— Você deveria ter me avisado — disse Nilla.
No fundo, Daniel sabia que a esposa estava certa. Notícias como a que acabara de dar, reveladas em meio a uma viagem de fim de semana, podem causar dois tipos de reações distintas nas pessoas: a sensação de estarem recebendo um dos maiores presentes da vida ou a que ele presenciou dentro de sua Cherokee, enquanto dirigia.
— Se eu contasse antes, você teria concordado em vir? — perguntou.
Nilla sequer mexeu a cabeça. Como de costume, fechava-se como uma ostra quando uma discussão se aproximava. Ele não podia dizer que aprovava isso, mas a respeitava.
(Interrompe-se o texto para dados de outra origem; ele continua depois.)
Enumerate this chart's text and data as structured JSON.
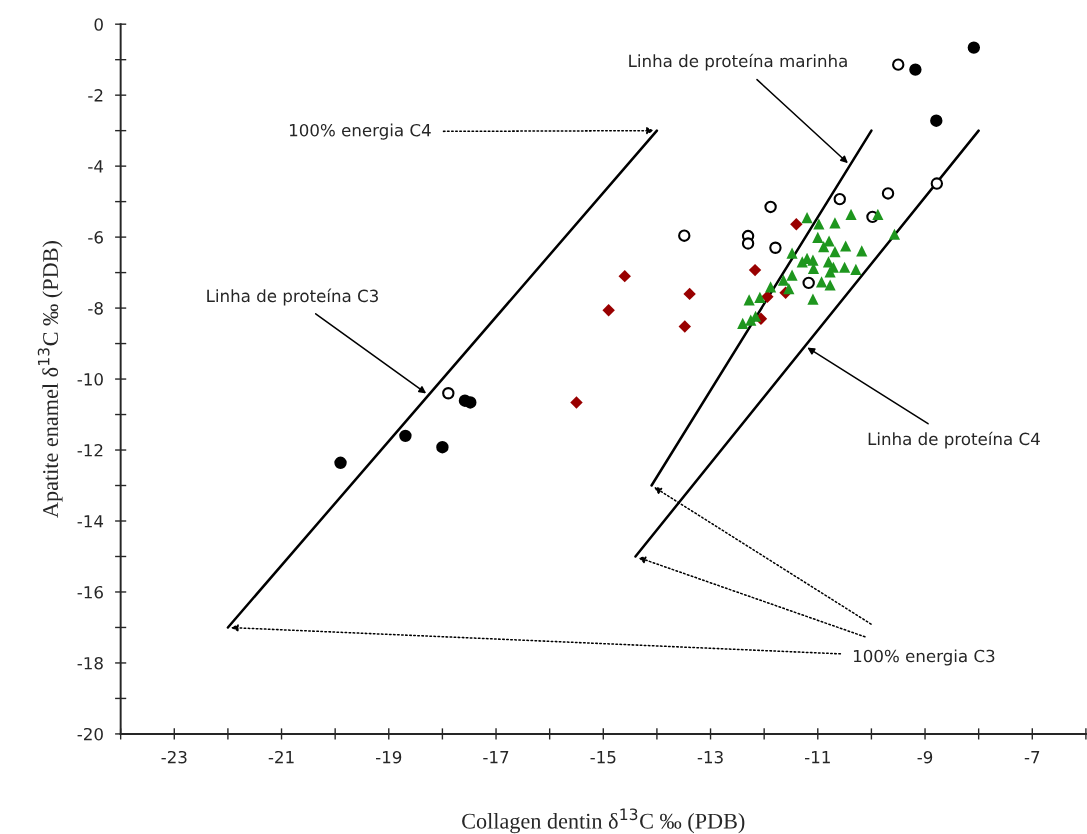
{
  "chart_data": {
    "type": "scatter",
    "xlabel": "Collagen dentin δ$^{13}$C ‰ (PDB)",
    "ylabel": "Apatite enamel δ$^{13}$C ‰ (PDB)",
    "xlim": [
      -24,
      -6
    ],
    "ylim": [
      -20,
      0
    ],
    "xticks": [
      {
        "value": -24,
        "label": null
      },
      -23,
      {
        "value": -22,
        "label": null
      },
      -21,
      {
        "value": -20,
        "label": null
      },
      -19,
      {
        "value": -18,
        "label": null
      },
      -17,
      {
        "value": -16,
        "label": null
      },
      -15,
      {
        "value": -14,
        "label": null
      },
      -13,
      {
        "value": -12,
        "label": null
      },
      -11,
      {
        "value": -10,
        "label": null
      },
      -9,
      {
        "value": -8,
        "label": null
      },
      -7,
      {
        "value": -6,
        "label": null
      }
    ],
    "yticks": [
      -20,
      {
        "value": -19,
        "label": null
      },
      -18,
      {
        "value": -17,
        "label": null
      },
      -16,
      {
        "value": -15,
        "label": null
      },
      -14,
      {
        "value": -13,
        "label": null
      },
      -12,
      {
        "value": -11,
        "label": null
      },
      -10,
      {
        "value": -9,
        "label": null
      },
      -8,
      {
        "value": -7,
        "label": null
      },
      -6,
      {
        "value": -5,
        "label": null
      },
      -4,
      {
        "value": -3,
        "label": null
      },
      -2,
      {
        "value": -1,
        "label": null
      },
      0
    ],
    "grid": false,
    "legend": false,
    "series": [
      {
        "type": "line",
        "color": "#000000",
        "line_style": "solid",
        "marker": "none",
        "x": [
          -22,
          -14
        ],
        "values": [
          -17,
          -3
        ]
      },
      {
        "type": "line",
        "color": "#000000",
        "line_style": "solid",
        "marker": "none",
        "x": [
          -14.1,
          -10
        ],
        "values": [
          -13,
          -3
        ]
      },
      {
        "type": "line",
        "color": "#000000",
        "line_style": "solid",
        "marker": "none",
        "x": [
          -14.4,
          -8
        ],
        "values": [
          -15,
          -3
        ]
      },
      {
        "type": "scatter",
        "color": "#000000",
        "marker": "circle",
        "x": [
          -8.09,
          -9.18,
          -8.79,
          -17.58,
          -17.48,
          -18.69,
          -18.0,
          -19.9
        ],
        "values": [
          -0.66,
          -1.28,
          -2.72,
          -10.61,
          -10.66,
          -11.6,
          -11.92,
          -12.36
        ]
      },
      {
        "type": "scatter",
        "color": "#ffffff",
        "marker": "circle",
        "x": [
          -9.5,
          -8.78,
          -9.69,
          -10.59,
          -11.88,
          -13.49,
          -12.3,
          -12.3,
          -11.79,
          -9.98,
          -11.17,
          -17.89
        ],
        "values": [
          -1.14,
          -4.49,
          -4.77,
          -4.93,
          -5.15,
          -5.96,
          -5.97,
          -6.18,
          -6.3,
          -5.43,
          -7.29,
          -10.4
        ]
      },
      {
        "type": "scatter",
        "color": "#990000",
        "marker": "diamond",
        "x": [
          -11.4,
          -12.17,
          -14.6,
          -13.39,
          -14.9,
          -13.48,
          -11.6,
          -11.94,
          -12.06,
          -15.5
        ],
        "values": [
          -5.64,
          -6.93,
          -7.1,
          -7.6,
          -8.06,
          -8.52,
          -7.57,
          -7.68,
          -8.3,
          -10.66
        ]
      },
      {
        "type": "scatter",
        "color": "#1e961e",
        "marker": "triangle",
        "x": [
          -11.2,
          -10.98,
          -10.68,
          -10.38,
          -9.88,
          -9.57,
          -11.0,
          -10.79,
          -10.89,
          -10.48,
          -10.18,
          -11.48,
          -10.68,
          -11.2,
          -11.09,
          -11.29,
          -10.8,
          -11.08,
          -10.71,
          -10.5,
          -10.29,
          -10.77,
          -11.48,
          -11.64,
          -10.93,
          -10.77,
          -11.88,
          -11.54,
          -12.08,
          -12.28,
          -11.09,
          -12.16,
          -12.25,
          -12.4
        ],
        "values": [
          -5.45,
          -5.63,
          -5.6,
          -5.36,
          -5.36,
          -5.92,
          -6.01,
          -6.11,
          -6.27,
          -6.25,
          -6.39,
          -6.45,
          -6.41,
          -6.6,
          -6.65,
          -6.7,
          -6.7,
          -6.88,
          -6.85,
          -6.85,
          -6.91,
          -6.98,
          -7.07,
          -7.21,
          -7.26,
          -7.35,
          -7.4,
          -7.45,
          -7.7,
          -7.77,
          -7.75,
          -8.23,
          -8.34,
          -8.43
        ]
      }
    ],
    "annotations": [
      {
        "text": "100% energia C4",
        "x": -14,
        "y": -3
      },
      {
        "text": "Linha de proteína marinha",
        "x": -10.4,
        "y": -3.97
      },
      {
        "text": "Linha de proteína C3",
        "x": -18.26,
        "y": -10.45
      },
      {
        "text": "Linha de proteína C4",
        "x": -11.24,
        "y": -9.07
      },
      {
        "text": "100% energia C3",
        "x": -22,
        "y": -17
      }
    ]
  }
}
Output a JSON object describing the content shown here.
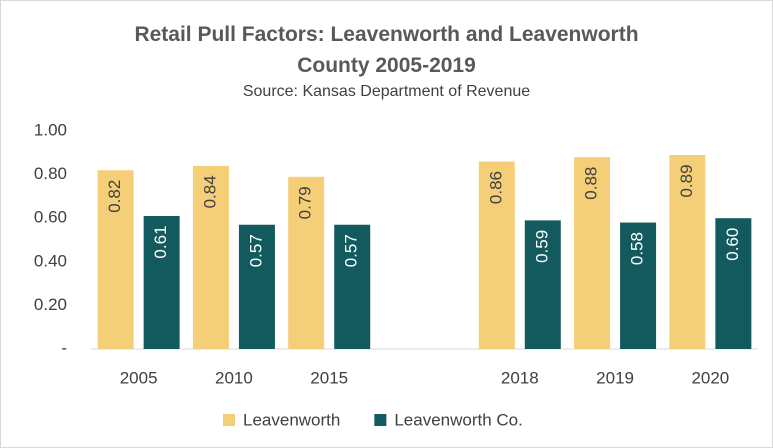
{
  "chart_data": {
    "type": "bar",
    "title": "Retail Pull Factors:  Leavenworth and Leavenworth County 2005-2019",
    "subtitle": "Source:  Kansas Department of Revenue",
    "categories": [
      "2005",
      "2010",
      "2015",
      null,
      "2018",
      "2019",
      "2020"
    ],
    "series": [
      {
        "name": "Leavenworth",
        "color": "#f5cf78",
        "values": [
          0.82,
          0.84,
          0.79,
          null,
          0.86,
          0.88,
          0.89
        ],
        "value_labels": [
          "0.82",
          "0.84",
          "0.79",
          null,
          "0.86",
          "0.88",
          "0.89"
        ]
      },
      {
        "name": "Leavenworth Co.",
        "color": "#135a5e",
        "values": [
          0.61,
          0.57,
          0.57,
          null,
          0.59,
          0.58,
          0.6
        ],
        "value_labels": [
          "0.61",
          "0.57",
          "0.57",
          null,
          "0.59",
          "0.58",
          "0.60"
        ]
      }
    ],
    "ylim": [
      0,
      1
    ],
    "yticks": [
      {
        "value": 0,
        "label": "-"
      },
      {
        "value": 0.2,
        "label": "0.20"
      },
      {
        "value": 0.4,
        "label": "0.40"
      },
      {
        "value": 0.6,
        "label": "0.60"
      },
      {
        "value": 0.8,
        "label": "0.80"
      },
      {
        "value": 1,
        "label": "1.00"
      }
    ],
    "legend": "bottom"
  }
}
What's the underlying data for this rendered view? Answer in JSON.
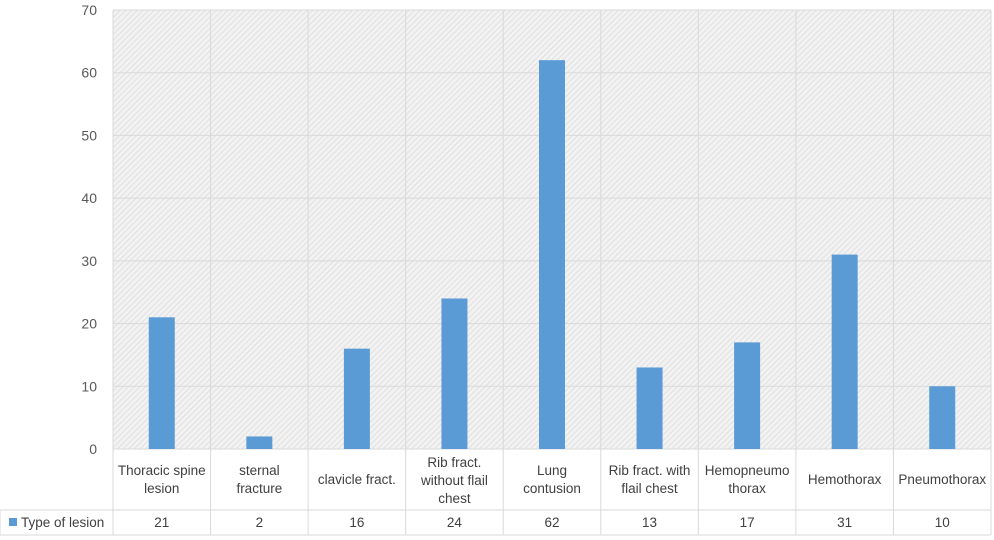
{
  "chart_data": {
    "type": "bar",
    "title": "",
    "xlabel": "",
    "ylabel": "",
    "ylim": [
      0,
      70
    ],
    "yticks": [
      "0",
      "10",
      "20",
      "30",
      "40",
      "50",
      "60",
      "70"
    ],
    "grid": true,
    "legend": "bottom-left (data table)",
    "bar_color": "#5b9bd5",
    "categories": [
      [
        "Thoracic spine",
        "lesion"
      ],
      [
        "sternal",
        "fracture"
      ],
      [
        "clavicle fract."
      ],
      [
        "Rib fract.",
        "without flail",
        "chest"
      ],
      [
        "Lung",
        "contusion"
      ],
      [
        "Rib fract. with",
        "flail chest"
      ],
      [
        "Hemopneumo",
        "thorax"
      ],
      [
        "Hemothorax"
      ],
      [
        "Pneumothorax"
      ]
    ],
    "series": [
      {
        "name": "Type of lesion",
        "values": [
          21,
          2,
          16,
          24,
          62,
          13,
          17,
          31,
          10
        ]
      }
    ]
  }
}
E deixá-la desconfortável não estava nos planos de Daniel — ainda mais que manifestava aquela linda barriga de quatro meses. Mas uma mexida em suas vidas não parecia ser tão ruim assim, mesmo que fosse um pouco radical.
— Vamos, não é o fim do mundo, é justamente o contrário — complementou.
— Comprar e morar em uma chácara?
— Não disse que é uma chácara, é uma casa de campo. Dois andares e lareira. E vamos ficar a menos de cem quilômetros da capital. Eu ainda não fechei o negócio, não faria isso sem seu consentimento.
— Eu já me mudei várias vezes, você sabe... — Nilla mencionava a época em que fez intercâmbio na Itália e todas as vezes em que precisou alterar o endereço a trabalho. — Pensei que estivéssemos bem em nosso apartamento.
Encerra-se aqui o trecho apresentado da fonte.